Portfolio Management

Spending Policy

A spending policy is a rule for how much an endowment/foundation distributes each year to fund operations or beneficiaries.

Allocator relevance: A key constraint on liquidity and risk—spending needs shape asset allocation, liquidity budgets, and pacing.

Expanded Definition

Spending policies often target a fixed percentage of portfolio value (sometimes smoothed over multiple years). This creates a persistent cash requirement regardless of market conditions. During downturns, spending needs can force sales or constrain commitments if liquidity planning is weak.

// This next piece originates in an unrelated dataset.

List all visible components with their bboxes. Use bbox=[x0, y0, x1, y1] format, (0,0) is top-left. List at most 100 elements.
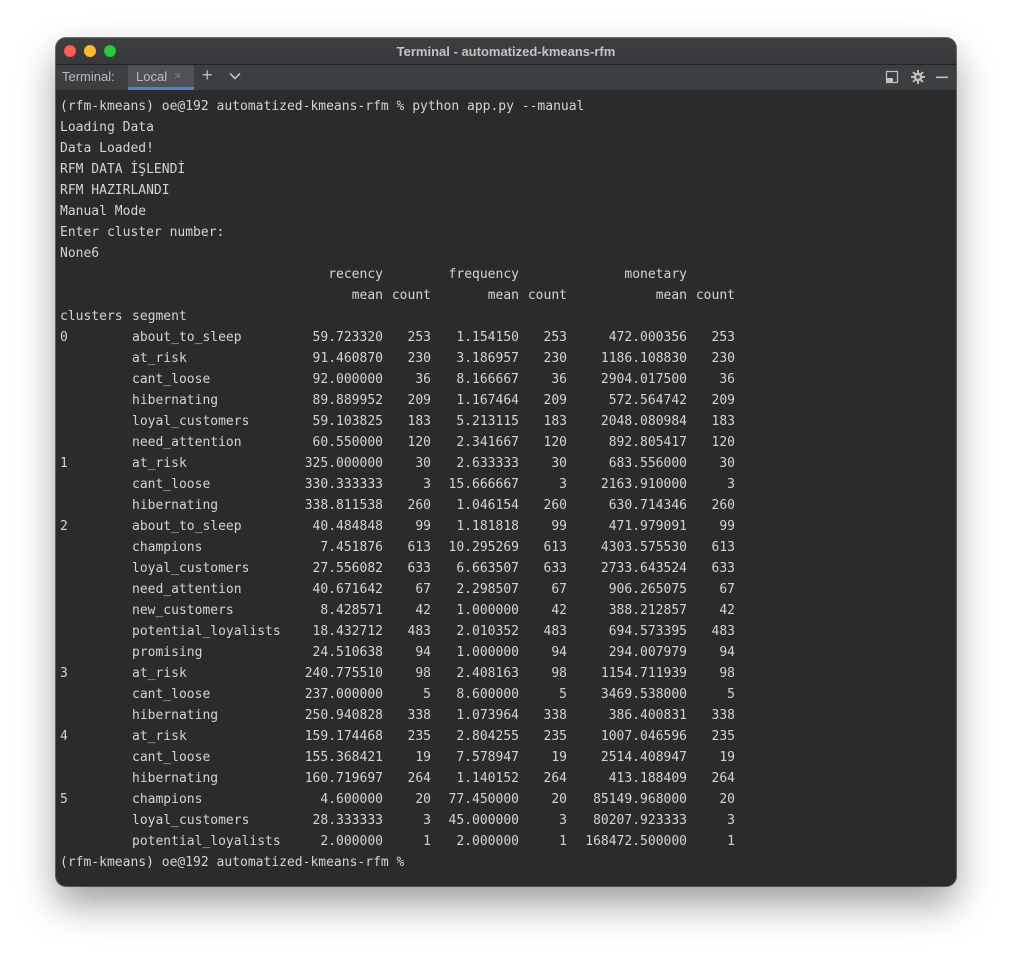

Spending policy is one reason endowments and foundations care deeply about liquidity sleeves, rebalancing rules, and stress testing.

How It Works in Practice

Institutions set annual spending based on policy and governance approval. Investment teams manage the portfolio to support spending while maintaining long-term purchasing power.

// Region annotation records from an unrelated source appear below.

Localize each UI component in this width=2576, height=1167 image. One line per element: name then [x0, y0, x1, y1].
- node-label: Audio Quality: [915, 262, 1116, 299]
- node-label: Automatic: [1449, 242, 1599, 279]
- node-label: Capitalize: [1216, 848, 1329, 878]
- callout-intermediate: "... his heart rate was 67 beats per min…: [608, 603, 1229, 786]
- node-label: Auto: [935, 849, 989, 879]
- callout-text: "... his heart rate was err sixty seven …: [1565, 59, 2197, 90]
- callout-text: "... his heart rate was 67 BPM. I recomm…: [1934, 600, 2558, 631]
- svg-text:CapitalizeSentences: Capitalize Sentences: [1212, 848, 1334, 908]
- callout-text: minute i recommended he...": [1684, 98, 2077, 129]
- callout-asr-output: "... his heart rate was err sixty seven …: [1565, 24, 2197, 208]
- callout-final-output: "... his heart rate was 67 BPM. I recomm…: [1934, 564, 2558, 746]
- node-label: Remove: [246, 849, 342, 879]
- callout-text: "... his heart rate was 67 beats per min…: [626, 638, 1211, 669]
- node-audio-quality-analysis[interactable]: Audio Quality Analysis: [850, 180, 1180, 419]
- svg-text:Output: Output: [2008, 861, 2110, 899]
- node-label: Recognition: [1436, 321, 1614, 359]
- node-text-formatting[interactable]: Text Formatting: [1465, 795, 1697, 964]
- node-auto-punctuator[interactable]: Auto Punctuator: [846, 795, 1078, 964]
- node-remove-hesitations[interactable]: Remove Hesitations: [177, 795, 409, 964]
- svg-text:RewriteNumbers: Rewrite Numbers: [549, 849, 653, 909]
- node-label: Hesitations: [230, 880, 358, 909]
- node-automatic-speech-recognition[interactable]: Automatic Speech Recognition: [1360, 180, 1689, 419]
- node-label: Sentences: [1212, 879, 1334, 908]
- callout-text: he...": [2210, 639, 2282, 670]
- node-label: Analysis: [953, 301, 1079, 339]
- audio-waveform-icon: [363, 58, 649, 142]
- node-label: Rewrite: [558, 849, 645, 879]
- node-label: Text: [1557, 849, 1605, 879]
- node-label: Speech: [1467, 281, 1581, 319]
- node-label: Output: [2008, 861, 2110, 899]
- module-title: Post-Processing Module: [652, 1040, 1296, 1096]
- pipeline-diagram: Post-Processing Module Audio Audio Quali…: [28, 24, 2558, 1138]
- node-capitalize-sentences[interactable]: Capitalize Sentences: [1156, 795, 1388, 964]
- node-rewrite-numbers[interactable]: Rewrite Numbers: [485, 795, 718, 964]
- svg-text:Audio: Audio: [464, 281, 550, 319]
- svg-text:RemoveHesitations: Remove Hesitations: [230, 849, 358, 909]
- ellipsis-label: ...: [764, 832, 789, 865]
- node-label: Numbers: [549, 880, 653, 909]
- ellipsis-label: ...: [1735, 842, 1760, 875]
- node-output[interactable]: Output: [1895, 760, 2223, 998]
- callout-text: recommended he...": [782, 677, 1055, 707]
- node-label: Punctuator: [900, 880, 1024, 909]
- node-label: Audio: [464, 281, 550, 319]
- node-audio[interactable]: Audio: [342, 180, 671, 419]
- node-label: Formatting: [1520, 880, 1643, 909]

Decision Authority and Governance

Boards or committees set spending policy. Governance ties spending to IPS constraints and liquidity budgets, ensuring the investment program supports operational sustainability.

Common Misconceptions

  • Spending policy is purely a finance decision, not investment-related.
  • Spending rates can be maintained without liquidity planning.
  • Spending policy is stable regardless of market regime.

Key Takeaways

  • Spending creates ongoing liquidity obligations.
  • It shapes risk tolerance and pacing.
  • Governance links spending to portfolio construction.